The Poet
- First edition (US)
- Author: Michael Connelly
- Language: English
- Series: Jack McEvoy
- Release number: 1
- Genre: Crime novel
- Publisher: Little, Brown and Company
- Publication date: January 28, 1996
- Publication place: United States
- Media type: Print (paperback), audiobook, e-book
- Pages: 434
- ISBN: 0316153982

= The Poet (novel) =

1996 novel by Michael Connelly

The Poet is the fifth novel by American author Michael Connelly. Published in 1996, it is the first of Connelly's novels not to feature Detective Harry Bosch and the first to feature Crime Reporter Jack McEvoy. A sequel, The Scarecrow, was published in 2009. The Poet won the 1997 Dilys Award.

The story is told in first-person narrative from the perspective of reporter Jack McEvoy. At times, a first-person narrative is also used for a mysterious character named "Eidolon". While telling the story from the viewpoint of pedophile William Gladden, Connelly uses third-person narrative. The book also features the first appearance of FBI agent Rachel Walling, a recurring character in Connelly's novels.

In April 2004, The Poet was reissued in paperback with an introduction by Stephen King.

==Plot==
Jack McEvoy, a crime reporter for the Rocky Mountain News, is informed that his identical twin brother Sean, a Denver homicide detective, has died in an apparent suicide. Despite the apparent implausibility that foul play was involved, Jack is reluctant to accept that his brother had succumbed to depression. He re-examines Sean's investigation into the gruesome death of a college student, Theresa Lofton, and concludes that his brother's death was staged.

Jack links Sean's death to three other detectives who apparently killed themselves under similar circumstances and who, like Sean, were found with one-sentence suicide notes quoting Edgar Allan Poe. When the FBI attempts to block the investigation, Jack is able to trade his knowledge of the other deaths for a role with their team, which includes Robert Backus, the agent-in-charge, and Rachel Walling, who is assigned to handle Jack and becomes personally involved with him. The FBI nicknames the serial killer "The Poet" because of how he features Poe in his killings.

The case soon focuses on an online pedophile network, with one particular participant, William Gladden, getting the most attention. Jack is taken along on the operation to arrest Gladden, who kills one of the FBI agents, Rachel's ex-husband Gordon Thorson. Jack ends up killing Gladden himself while being held hostage. However, comments made by Gladden lead Jack to believe that he was not the killer, even though the case has been officially closed.

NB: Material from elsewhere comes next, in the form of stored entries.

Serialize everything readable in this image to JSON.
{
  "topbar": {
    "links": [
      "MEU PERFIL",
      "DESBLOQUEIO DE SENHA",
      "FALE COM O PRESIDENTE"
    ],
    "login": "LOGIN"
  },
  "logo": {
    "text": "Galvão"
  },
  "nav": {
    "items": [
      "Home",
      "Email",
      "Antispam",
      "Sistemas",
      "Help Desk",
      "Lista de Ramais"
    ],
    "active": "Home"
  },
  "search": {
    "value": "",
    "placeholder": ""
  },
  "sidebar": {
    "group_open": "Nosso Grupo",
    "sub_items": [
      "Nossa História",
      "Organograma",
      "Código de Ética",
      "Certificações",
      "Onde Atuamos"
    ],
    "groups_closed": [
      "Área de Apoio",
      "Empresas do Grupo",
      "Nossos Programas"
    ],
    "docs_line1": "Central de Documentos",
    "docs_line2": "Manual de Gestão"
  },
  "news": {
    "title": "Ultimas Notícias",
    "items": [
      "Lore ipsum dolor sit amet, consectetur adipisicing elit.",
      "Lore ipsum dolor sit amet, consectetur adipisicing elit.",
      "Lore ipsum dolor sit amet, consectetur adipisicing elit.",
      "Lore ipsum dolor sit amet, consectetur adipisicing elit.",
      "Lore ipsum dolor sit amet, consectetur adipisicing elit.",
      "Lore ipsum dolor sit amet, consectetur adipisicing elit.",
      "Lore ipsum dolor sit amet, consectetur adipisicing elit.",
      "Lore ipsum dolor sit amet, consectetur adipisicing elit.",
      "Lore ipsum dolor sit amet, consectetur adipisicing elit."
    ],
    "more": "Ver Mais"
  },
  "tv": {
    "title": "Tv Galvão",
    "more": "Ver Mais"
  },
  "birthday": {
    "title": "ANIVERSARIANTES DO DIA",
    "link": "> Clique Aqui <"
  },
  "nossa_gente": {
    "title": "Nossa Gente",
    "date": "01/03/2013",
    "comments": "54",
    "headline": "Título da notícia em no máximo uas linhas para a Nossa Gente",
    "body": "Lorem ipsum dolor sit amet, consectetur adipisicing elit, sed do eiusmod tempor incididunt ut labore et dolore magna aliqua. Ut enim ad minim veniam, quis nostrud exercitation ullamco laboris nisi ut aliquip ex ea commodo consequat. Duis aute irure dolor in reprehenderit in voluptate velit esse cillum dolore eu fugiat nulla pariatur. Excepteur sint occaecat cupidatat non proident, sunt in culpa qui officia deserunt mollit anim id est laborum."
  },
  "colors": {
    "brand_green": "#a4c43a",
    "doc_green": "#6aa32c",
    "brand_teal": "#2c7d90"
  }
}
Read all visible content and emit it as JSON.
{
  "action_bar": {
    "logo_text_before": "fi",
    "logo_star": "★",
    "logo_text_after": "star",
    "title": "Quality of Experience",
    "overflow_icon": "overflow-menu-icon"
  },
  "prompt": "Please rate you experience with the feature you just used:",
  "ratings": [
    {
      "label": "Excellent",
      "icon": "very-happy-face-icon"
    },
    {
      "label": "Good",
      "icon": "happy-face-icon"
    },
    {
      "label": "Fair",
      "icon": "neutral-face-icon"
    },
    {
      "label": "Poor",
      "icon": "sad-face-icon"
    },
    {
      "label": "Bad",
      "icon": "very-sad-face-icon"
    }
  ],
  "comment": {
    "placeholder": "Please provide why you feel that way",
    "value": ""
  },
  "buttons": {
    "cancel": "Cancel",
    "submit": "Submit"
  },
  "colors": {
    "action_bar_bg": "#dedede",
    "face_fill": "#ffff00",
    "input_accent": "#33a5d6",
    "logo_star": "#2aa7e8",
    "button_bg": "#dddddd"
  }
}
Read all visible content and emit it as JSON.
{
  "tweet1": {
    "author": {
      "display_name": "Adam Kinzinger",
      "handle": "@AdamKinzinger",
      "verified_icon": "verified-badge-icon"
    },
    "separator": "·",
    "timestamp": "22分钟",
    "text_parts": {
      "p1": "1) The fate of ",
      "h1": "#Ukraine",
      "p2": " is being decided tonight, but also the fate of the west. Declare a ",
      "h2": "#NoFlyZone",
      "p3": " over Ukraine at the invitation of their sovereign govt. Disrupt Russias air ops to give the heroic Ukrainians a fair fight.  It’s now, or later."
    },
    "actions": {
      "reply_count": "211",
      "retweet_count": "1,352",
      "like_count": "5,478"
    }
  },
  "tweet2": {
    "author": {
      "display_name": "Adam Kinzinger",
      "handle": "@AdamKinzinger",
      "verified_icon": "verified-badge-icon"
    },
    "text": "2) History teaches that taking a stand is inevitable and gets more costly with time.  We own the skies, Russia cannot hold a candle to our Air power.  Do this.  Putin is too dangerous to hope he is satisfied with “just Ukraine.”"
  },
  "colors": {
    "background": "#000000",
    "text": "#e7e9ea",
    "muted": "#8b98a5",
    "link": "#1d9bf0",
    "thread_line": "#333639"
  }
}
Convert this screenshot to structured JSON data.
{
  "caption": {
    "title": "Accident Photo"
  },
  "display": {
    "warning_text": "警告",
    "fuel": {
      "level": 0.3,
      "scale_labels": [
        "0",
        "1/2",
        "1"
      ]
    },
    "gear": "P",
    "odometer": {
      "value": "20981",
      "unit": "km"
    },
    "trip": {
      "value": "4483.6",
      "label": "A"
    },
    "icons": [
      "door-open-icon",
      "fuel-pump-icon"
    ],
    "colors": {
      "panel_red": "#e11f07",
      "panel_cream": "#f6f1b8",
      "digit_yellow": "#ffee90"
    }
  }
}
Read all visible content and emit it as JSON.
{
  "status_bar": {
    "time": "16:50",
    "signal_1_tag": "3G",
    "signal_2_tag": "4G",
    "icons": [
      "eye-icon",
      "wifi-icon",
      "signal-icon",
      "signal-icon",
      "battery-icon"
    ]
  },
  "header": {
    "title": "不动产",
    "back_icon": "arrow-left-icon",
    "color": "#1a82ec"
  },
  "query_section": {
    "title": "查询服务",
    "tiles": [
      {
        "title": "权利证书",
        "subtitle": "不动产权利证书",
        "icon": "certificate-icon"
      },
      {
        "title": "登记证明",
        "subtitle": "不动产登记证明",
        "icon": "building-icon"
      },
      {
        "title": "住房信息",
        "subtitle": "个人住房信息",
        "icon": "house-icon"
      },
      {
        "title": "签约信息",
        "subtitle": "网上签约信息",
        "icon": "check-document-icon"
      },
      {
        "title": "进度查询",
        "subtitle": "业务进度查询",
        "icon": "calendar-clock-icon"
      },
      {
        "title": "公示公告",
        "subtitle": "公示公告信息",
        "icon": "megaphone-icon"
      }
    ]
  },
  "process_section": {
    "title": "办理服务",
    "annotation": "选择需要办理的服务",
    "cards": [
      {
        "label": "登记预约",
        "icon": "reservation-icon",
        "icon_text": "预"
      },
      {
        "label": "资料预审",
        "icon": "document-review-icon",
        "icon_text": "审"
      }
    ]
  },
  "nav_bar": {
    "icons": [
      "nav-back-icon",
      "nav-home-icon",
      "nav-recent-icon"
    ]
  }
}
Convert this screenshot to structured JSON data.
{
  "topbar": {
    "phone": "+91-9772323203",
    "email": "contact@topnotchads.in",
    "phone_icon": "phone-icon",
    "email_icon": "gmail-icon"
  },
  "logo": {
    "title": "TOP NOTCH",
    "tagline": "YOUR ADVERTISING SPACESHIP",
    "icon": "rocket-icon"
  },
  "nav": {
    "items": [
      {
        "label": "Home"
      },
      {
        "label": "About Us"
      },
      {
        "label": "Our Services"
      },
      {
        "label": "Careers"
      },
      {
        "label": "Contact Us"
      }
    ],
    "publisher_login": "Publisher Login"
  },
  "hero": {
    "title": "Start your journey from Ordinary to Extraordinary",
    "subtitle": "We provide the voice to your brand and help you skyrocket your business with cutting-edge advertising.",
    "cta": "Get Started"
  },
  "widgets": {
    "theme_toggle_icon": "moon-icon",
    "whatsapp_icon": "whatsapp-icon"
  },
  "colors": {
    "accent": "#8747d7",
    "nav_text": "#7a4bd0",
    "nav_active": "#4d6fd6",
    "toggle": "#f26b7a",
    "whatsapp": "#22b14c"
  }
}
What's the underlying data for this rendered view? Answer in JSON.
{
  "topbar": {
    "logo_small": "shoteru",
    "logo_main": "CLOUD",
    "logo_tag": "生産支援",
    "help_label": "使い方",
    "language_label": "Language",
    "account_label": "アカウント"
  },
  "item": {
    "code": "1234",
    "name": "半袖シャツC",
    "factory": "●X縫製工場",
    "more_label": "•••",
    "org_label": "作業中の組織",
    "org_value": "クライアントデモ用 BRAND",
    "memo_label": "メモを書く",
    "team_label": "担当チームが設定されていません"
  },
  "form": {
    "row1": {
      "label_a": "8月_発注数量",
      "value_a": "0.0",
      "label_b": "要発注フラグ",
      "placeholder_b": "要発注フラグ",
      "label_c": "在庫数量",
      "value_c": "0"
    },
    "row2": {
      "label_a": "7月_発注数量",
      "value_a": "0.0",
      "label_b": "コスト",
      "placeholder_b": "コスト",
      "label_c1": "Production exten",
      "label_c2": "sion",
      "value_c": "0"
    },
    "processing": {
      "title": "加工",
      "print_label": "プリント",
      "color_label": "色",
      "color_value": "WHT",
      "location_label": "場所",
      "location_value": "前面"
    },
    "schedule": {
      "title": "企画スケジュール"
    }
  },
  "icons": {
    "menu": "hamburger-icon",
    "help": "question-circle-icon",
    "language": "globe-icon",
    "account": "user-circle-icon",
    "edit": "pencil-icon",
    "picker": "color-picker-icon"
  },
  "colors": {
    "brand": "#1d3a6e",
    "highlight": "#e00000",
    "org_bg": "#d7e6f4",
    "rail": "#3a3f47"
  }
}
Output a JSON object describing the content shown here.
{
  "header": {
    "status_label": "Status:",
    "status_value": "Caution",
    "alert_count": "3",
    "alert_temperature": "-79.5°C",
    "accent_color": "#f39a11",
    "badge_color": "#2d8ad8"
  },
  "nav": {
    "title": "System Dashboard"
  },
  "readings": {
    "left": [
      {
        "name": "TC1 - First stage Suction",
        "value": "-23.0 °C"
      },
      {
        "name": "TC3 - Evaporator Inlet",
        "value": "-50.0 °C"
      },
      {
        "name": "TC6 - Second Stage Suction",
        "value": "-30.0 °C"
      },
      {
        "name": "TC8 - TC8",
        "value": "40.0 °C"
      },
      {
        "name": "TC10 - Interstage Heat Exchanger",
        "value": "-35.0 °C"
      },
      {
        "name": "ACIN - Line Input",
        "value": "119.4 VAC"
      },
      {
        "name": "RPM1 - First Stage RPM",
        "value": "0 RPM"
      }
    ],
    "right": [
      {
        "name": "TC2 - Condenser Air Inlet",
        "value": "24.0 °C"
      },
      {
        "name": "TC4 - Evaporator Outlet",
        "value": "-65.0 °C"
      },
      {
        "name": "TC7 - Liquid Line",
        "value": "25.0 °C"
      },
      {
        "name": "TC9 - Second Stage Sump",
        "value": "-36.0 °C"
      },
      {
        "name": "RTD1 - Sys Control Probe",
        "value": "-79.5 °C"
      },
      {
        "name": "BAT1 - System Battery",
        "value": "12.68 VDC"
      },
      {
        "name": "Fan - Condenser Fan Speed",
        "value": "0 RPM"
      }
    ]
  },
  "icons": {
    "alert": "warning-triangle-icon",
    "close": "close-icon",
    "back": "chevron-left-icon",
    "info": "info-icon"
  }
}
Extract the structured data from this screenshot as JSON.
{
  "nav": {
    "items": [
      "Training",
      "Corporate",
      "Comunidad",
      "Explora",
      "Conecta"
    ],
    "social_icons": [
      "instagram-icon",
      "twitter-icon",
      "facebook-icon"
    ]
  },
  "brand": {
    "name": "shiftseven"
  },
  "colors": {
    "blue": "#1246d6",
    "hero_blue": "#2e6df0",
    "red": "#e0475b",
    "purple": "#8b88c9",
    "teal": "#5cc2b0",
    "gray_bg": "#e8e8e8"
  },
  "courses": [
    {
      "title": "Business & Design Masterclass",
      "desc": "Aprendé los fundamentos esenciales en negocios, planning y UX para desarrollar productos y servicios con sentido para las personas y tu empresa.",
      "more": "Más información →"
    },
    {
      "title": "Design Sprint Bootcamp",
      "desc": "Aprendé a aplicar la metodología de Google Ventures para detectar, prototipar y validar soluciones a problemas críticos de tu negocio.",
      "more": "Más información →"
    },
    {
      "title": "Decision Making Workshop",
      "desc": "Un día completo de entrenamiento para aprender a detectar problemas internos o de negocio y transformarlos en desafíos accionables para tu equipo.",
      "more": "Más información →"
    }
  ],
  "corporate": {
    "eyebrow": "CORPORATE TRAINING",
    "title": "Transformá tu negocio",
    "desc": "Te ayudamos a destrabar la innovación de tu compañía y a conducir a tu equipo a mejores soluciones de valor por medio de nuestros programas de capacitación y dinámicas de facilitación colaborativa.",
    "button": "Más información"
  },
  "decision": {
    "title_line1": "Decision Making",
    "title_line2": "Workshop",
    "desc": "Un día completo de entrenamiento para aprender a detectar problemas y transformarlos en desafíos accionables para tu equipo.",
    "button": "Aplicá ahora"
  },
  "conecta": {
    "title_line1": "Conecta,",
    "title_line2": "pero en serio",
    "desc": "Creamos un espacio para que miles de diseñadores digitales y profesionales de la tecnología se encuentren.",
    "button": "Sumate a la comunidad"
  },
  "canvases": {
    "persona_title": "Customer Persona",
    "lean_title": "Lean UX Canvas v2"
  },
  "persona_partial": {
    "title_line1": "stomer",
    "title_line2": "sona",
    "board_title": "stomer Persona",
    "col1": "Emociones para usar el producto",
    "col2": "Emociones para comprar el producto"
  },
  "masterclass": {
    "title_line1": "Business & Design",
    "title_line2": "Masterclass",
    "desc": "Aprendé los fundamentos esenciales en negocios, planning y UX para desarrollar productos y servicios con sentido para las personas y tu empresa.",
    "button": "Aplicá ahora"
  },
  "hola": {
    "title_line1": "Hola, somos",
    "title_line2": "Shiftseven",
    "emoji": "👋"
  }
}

Jack finds evidence suggesting that the killer has a connection to the FBI, tracing a "boasting" fax back to Thorson. Since Jack knew that she had sent Thorson on a fake errand to buy condoms at the time the fax was sent, he suspects Walling of being The Poet and of posting to the pedophile network under the name "Eidolon", another Poe reference. He then learns that her father, a cop, had been suspected of molesting her and committed suicide when she was a teenager.

Jack informs Backus of his suspicions, only for Backus to lure him to a remote location where he is drugged. Backus admits that he himself is both Eidolon and The Poet, admitting to all of the killings and to his setup of Gladden as the "fall guy" for the murders. As Backus prepares to sodomize and then kill Jack, Walling appears and knocks Backus out the window and down a long hill. The police later find a body in a culvert; however, it is left ambiguous as to whether this is Backus.

Meanwhile, as the facts of the case become known, Walling's judgment is called into question owing to her personal relationship with Jack and her professional relationship with Backus. However, because Jack suspected her, Walling ends their relationship and takes a trip to Italy. Jack then takes leave from his newspaper to write a book about the events, although Walling explains to him that the book will forever taint the FBI because of Backus.

==Awards and nominations==
The Poet won the 1997 Anthony Award, presented by the Mystery Writers of America and the Dilys Award, presented by the Independent Mystery Booksellers Association.